Posted: Apr 30th 2008 9:30PM by Chris Sparling
Filed under: Fitness, Food and Nutrition, General Health, Women's Health, Men's Health

When it comes to exercise, most people start a program -- or are at least think of starting a program -- because they want to lose weight. Like I said, this is most people. But, it's not everyone.

Hardgainers -- that is, people who have difficulty putting on weight of any kind -- usually turn to weight training as a means of bulking up. These folks are usually classified as ectomorphs; the skinniest of the three somatypes, they are characterized by long arms and legs and a short upper body and in most cases have long, thin muscles. While the concept of somatypes is a bit outdated these days, labeling hard gainers as such serves the general purpose for the sake of this discussion.
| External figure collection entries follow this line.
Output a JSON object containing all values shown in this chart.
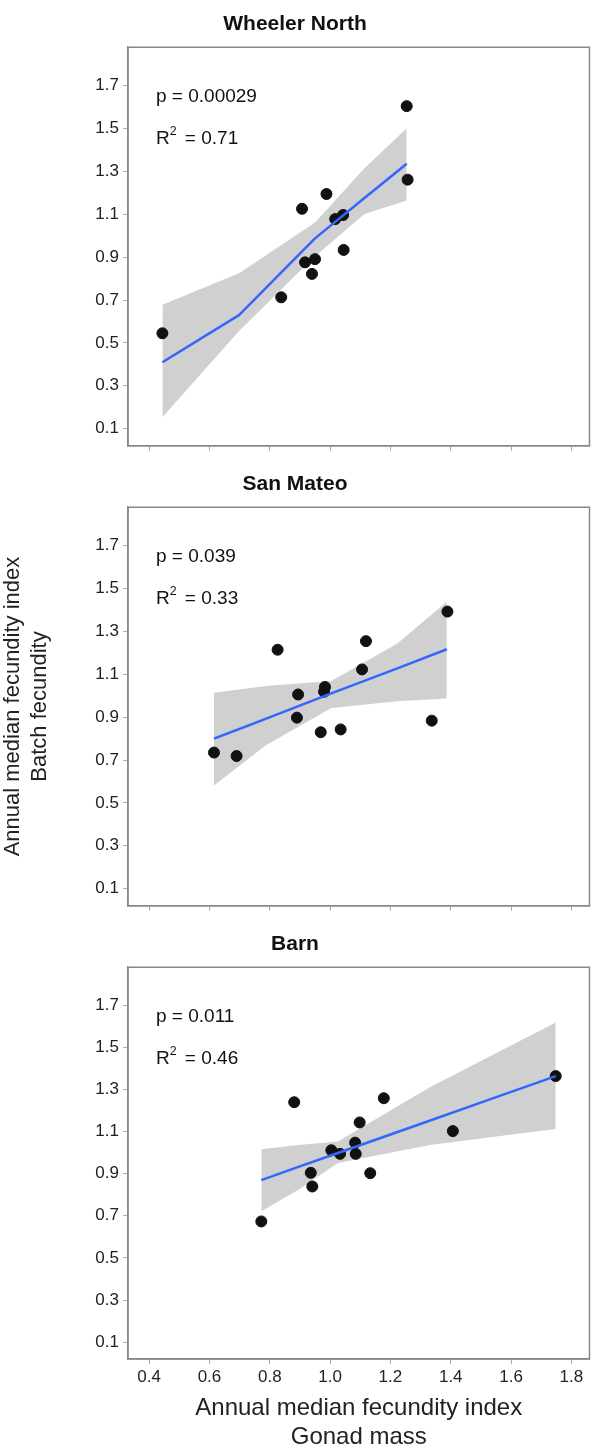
{
  "chart_data": [
    {
      "type": "scatter",
      "title": "Wheeler North",
      "xlim": [
        0.33,
        1.86
      ],
      "ylim": [
        0.02,
        1.88
      ],
      "xticks": [
        0.4,
        0.6,
        0.8,
        1.0,
        1.2,
        1.4,
        1.6,
        1.8
      ],
      "yticks": [
        0.1,
        0.3,
        0.5,
        0.7,
        0.9,
        1.1,
        1.3,
        1.5,
        1.7
      ],
      "tick_labels": "y",
      "grid": false,
      "legend": false,
      "marker": "circle",
      "annotations": [
        "p = 0.00029",
        "R$^{2}$ = 0.71"
      ],
      "series": [
        {
          "color": "#111111",
          "x": [
            0.444,
            0.838,
            0.907,
            0.917,
            0.95,
            0.94,
            0.988,
            1.017,
            1.043,
            1.045,
            1.254,
            1.257
          ],
          "values": [
            0.545,
            0.713,
            1.126,
            0.876,
            0.891,
            0.822,
            1.195,
            1.078,
            1.097,
            0.934,
            1.605,
            1.262
          ]
        },
        {
          "type": "line",
          "color": "#3366ff",
          "marker": "none",
          "x": [
            0.444,
            0.698,
            0.95,
            1.114,
            1.254
          ],
          "values": [
            0.41,
            0.63,
            0.988,
            1.176,
            1.336
          ],
          "lower": [
            0.153,
            0.556,
            0.904,
            1.102,
            1.165
          ],
          "upper": [
            0.678,
            0.825,
            1.062,
            1.315,
            1.502
          ]
        }
      ]
    },
    {
      "type": "scatter",
      "title": "San Mateo",
      "ylabel": "Annual median fecundity index\nBatch fecundity",
      "xlim": [
        0.33,
        1.86
      ],
      "ylim": [
        0.02,
        1.88
      ],
      "xticks": [
        0.4,
        0.6,
        0.8,
        1.0,
        1.2,
        1.4,
        1.6,
        1.8
      ],
      "yticks": [
        0.1,
        0.3,
        0.5,
        0.7,
        0.9,
        1.1,
        1.3,
        1.5,
        1.7
      ],
      "tick_labels": "y",
      "grid": false,
      "legend": false,
      "marker": "circle",
      "annotations": [
        "p = 0.039",
        "R$^{2}$ = 0.33"
      ],
      "series": [
        {
          "color": "#111111",
          "x": [
            0.615,
            0.69,
            0.826,
            0.894,
            0.89,
            0.969,
            0.983,
            0.98,
            1.035,
            1.106,
            1.119,
            1.337,
            1.389
          ],
          "values": [
            0.735,
            0.719,
            1.215,
            1.006,
            0.898,
            0.83,
            1.041,
            1.019,
            0.843,
            1.123,
            1.255,
            0.884,
            1.393
          ]
        },
        {
          "type": "line",
          "color": "#3366ff",
          "marker": "none",
          "x": [
            0.615,
            0.786,
            1.004,
            1.223,
            1.387
          ],
          "values": [
            0.8,
            0.892,
            1.011,
            1.128,
            1.217
          ],
          "lower": [
            0.581,
            0.768,
            0.943,
            0.974,
            0.987
          ],
          "upper": [
            1.014,
            1.046,
            1.069,
            1.244,
            1.439
          ]
        }
      ]
    },
    {
      "type": "scatter",
      "title": "Barn",
      "xlabel": "Annual median fecundity index\nGonad mass",
      "xlim": [
        0.33,
        1.86
      ],
      "ylim": [
        0.02,
        1.88
      ],
      "xticks": [
        0.4,
        0.6,
        0.8,
        {
          "value": 1,
          "label": "1.0"
        },
        1.2,
        1.4,
        1.6,
        1.8
      ],
      "yticks": [
        0.1,
        0.3,
        0.5,
        0.7,
        0.9,
        1.1,
        1.3,
        1.5,
        1.7
      ],
      "grid": false,
      "legend": false,
      "marker": "circle",
      "annotations": [
        "p = 0.011",
        "R$^{2}$ = 0.46"
      ],
      "series": [
        {
          "color": "#111111",
          "x": [
            0.772,
            0.881,
            0.936,
            0.941,
            1.004,
            1.033,
            1.083,
            1.085,
            1.098,
            1.133,
            1.178,
            1.407,
            1.748
          ],
          "values": [
            0.673,
            1.239,
            0.904,
            0.839,
            1.011,
            0.994,
            1.047,
            0.994,
            1.143,
            0.902,
            1.258,
            1.102,
            1.363
          ]
        },
        {
          "type": "line",
          "color": "#3366ff",
          "marker": "none",
          "x": [
            0.772,
            0.895,
            1.026,
            1.332,
            1.748
          ],
          "values": [
            0.869,
            0.932,
            0.998,
            1.152,
            1.363
          ],
          "lower": [
            0.721,
            0.824,
            0.95,
            1.036,
            1.112
          ],
          "upper": [
            1.016,
            1.036,
            1.052,
            1.311,
            1.618
          ]
        }
      ]
    }
  ]
}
However, try as some hardgainers might to pack on a bit of muscle, many find this task to be quite difficult. While this may be due to any of a host of reasons, there's a strong possibility that it may be related to the amount of cardio being performed. Because of the metabolism-boosting effect cardiovascular exercise has on the body, a hardgainer may have trouble holding onto enough calories to build and retain new muscle. Again, I'm speaking in very broad and general terms here, but this is pretty much the gist of it. So, if you happen to be someone who can't seem to put any meat on your bones, you may want to cut back on the time you spend on the treadmill and instead focus on mass-building, compound lifting moves.